COO Don Moul told the board that TVA has contended with 30 GW summer peaks, its highest since 2012, during July and August. He credited the organization’s coal, nuclear, gas, and pumped storage fleets for reliably managing the record demand.

“TVA’s fleet is one of the most diverse in the nation,” Lyash said. “That diversity enables us to deploy the most cost-effective resources.”

Lyash also touted Watts Bar Nuclear Plant’s Unit 2 as the “first new nuclear generation of the 21st century.” He said nuclear, storage and solar generation additions will help TVA meet its decarbonization goal. The green investment initiative includes about 2,000 MW of solar power currently, with a plan to have 10 GW of solar capacity by 2035.

“We’re proud of these reductions, but we’re not satisfied,” Lyash told directors. “We have much to do.”

TVA’s board meeting featured a prerecorded message from Knoxville Mayor Indya Kincannon, who thanked TVA for its decarbonization efforts and solar development. She said Knoxville’s emissions goals wouldn’t be possible without TVA’s dedication to clean energy.

But Lyash said most importantly, TVA supplies cost-effective power.
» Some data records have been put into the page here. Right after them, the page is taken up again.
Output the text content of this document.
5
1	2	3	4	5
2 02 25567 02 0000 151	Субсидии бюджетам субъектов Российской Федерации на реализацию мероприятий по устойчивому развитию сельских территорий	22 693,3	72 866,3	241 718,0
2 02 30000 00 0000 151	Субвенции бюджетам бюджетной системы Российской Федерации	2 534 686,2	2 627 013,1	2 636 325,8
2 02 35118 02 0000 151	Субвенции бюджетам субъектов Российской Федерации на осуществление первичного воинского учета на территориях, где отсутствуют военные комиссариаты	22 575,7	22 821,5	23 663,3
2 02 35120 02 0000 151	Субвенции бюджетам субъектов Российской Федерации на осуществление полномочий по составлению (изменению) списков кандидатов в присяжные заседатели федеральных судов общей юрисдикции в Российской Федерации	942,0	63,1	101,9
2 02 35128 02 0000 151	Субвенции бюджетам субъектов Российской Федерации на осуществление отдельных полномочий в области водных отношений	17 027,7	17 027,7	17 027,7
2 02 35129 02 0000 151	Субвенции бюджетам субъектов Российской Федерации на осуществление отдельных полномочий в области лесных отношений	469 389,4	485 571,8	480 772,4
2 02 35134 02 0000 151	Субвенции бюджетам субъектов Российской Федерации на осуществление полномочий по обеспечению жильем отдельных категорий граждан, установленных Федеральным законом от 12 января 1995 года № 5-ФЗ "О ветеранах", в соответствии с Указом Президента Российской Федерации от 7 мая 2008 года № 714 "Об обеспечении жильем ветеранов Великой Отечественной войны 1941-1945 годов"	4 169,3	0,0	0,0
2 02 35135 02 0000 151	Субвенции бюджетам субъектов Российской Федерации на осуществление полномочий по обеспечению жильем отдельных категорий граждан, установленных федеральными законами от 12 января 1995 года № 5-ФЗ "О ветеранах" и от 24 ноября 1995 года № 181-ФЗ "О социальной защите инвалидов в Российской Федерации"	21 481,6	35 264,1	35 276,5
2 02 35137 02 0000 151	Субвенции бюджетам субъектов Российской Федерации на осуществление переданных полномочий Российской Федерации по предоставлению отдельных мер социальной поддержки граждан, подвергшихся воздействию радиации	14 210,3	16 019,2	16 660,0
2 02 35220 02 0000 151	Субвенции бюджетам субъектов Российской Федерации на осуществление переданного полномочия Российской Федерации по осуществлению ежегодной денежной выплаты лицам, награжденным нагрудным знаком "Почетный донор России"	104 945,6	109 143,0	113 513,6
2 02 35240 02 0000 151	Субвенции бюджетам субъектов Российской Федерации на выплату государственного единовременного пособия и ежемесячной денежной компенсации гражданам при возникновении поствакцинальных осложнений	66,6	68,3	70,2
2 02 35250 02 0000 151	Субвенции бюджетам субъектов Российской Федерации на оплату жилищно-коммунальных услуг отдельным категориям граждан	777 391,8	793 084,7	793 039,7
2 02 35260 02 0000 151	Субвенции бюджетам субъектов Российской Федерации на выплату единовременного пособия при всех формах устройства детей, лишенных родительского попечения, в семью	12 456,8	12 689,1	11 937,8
“It doesn’t matter how reliable, resilient or clean you are if no one can afford it,” he said. He added that TVA’s wholesale rates are projected to remain flat over the next decade.

Shober said the clean or inexpensive energy choice is false dichotomy.

“We’ve heard this for years. It stopped being a relevant talking point years ago,” she said. “TVA needs to update their talking points.”

Clean energy is more cost effective, and gas prices are on the upswing, Shober said. She said increasing gas prices are especially concerning for TVA, which passes fuel costs directly to its customers.